First NHS Hospital

The West Cumberland Hospital in Whitehaven was the first district general hospital to be built in England following the creation of the National Health Service.

The first medical service was the Dispensary at 107 Queen Street given by James Hogarth in 1783. It was replaced by the Infirmary at Howgill Street-opened IN 1830, extended in 1857, 1860, 1895 and 1897. There was also a Fever Hospital, at The Ginns for a time after 1819 (when typhus fever was prevalent) and Bransty Smallpox Hospital, rebuilt 1895 for infectious diseases, open until mid 20th century.

In 1924, the Earl of Lonsdale sold Whitehaven Castle to Herbert Wilson Walker, a local industrialist, who then donated the building to the people of West Cumberland, along with £20,000 to convert it into a new hospital.

The formation of the National Health Service in July 1948 added impetus to the need to revisit hospital provision in West Cumbria. Due to a lack of accommodation and the inadequacies of the hospital at the Castle in Whitehaven, a new general district hospital was planned for Homewood in Hensingham.

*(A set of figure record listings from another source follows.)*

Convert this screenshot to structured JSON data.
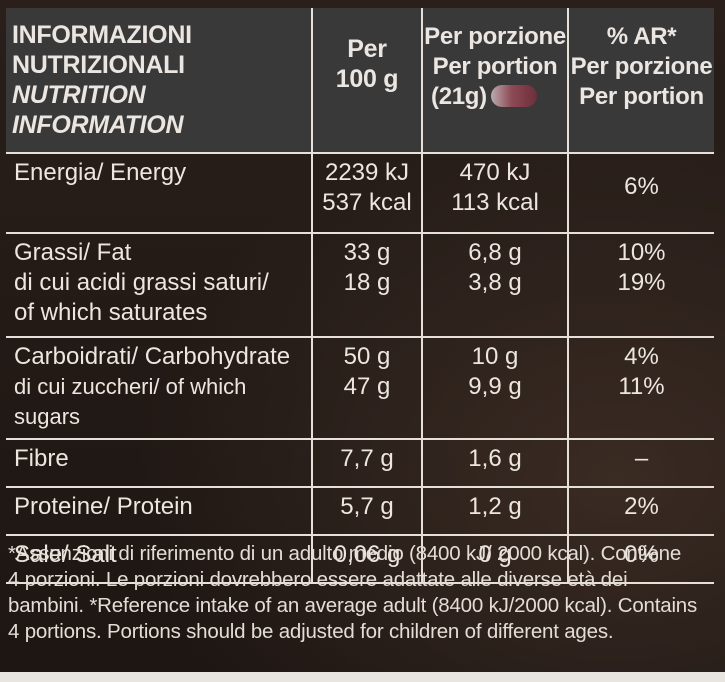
{
  "header": {
    "col1_line1": "INFORMAZIONI",
    "col1_line2": "NUTRIZIONALI",
    "col1_line3": "NUTRITION INFORMATION",
    "col2_line1": "Per",
    "col2_line2": "100 g",
    "col3_line1": "Per porzione",
    "col3_line2": "Per portion",
    "col3_line3": "(21g)",
    "col4_line1": "% AR*",
    "col4_line2": "Per porzione",
    "col4_line3": "Per portion"
  },
  "rows": {
    "energy": {
      "label": "Energia/ Energy",
      "per100_kj": "2239 kJ",
      "per100_kcal": "537 kcal",
      "portion_kj": "470 kJ",
      "portion_kcal": "113 kcal",
      "ar": "6%"
    },
    "fat": {
      "label": "Grassi/ Fat",
      "sub_label_1": "di cui acidi grassi saturi/",
      "sub_label_2": "of which saturates",
      "per100": "33 g",
      "per100_sub": "18 g",
      "portion": "6,8 g",
      "portion_sub": "3,8 g",
      "ar": "10%",
      "ar_sub": "19%"
    },
    "carb": {
      "label": "Carboidrati/ Carbohydrate",
      "sub_label": "di cui zuccheri/ of which sugars",
      "per100": "50 g",
      "per100_sub": "47 g",
      "portion": "10 g",
      "portion_sub": "9,9 g",
      "ar": "4%",
      "ar_sub": "11%"
    },
    "fibre": {
      "label": "Fibre",
      "per100": "7,7 g",
      "portion": "1,6 g",
      "ar": "–"
    },
    "protein": {
      "label": "Proteine/ Protein",
      "per100": "5,7 g",
      "portion": "1,2 g",
      "ar": "2%"
    },
    "salt": {
      "label": "Sale/ Salt",
      "per100": "0,06 g",
      "portion": "0 g",
      "ar": "0%"
    }
  },
  "footnote": {
    "line1": "*Assunzioni di riferimento di un adulto medio (8400 kJ/ 2000 kcal). Contiene",
    "line2": "4 porzioni. Le porzioni dovrebbero essere adattate alle diverse età dei",
    "line3": "bambini. *Reference intake of an average adult (8400 kJ/2000 kcal). Contains",
    "line4": "4 portions. Portions should be adjusted for children of different ages."
  }
}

In 1951 an architect was appointed to design the new hospital and in 1955 Homewood mansion was converted into an initial unit. In 1957 Stage II began and was completed in 1959. Building of the main stage under the auspices of the Newcastle Regional Hospital Board, Stage III, commenced in May 1961. It was officially opened on 21 October 1964 by HM Queen Elizabeth, the Queen Mother.

West Cumberland Hospital
West Cumberland Hospital


Whitehaven had been small harbour and fishing village from 13th century or earlier. Expansion began in mid-17th century with building of piers by Lowthers 1632-4 and 1679-81 and granting of market charter 1660. By the 1680s it had grown rapidly, expanding from village of c.30 households in early 17th century to a town of over 1,000 inhabitants by 1685, which more than doubled to 2,281 by 1696. Sir John Lowther had laid out grid of streets by 1680s, making Whitehaven the earliest planned new town in post-medieval Britain.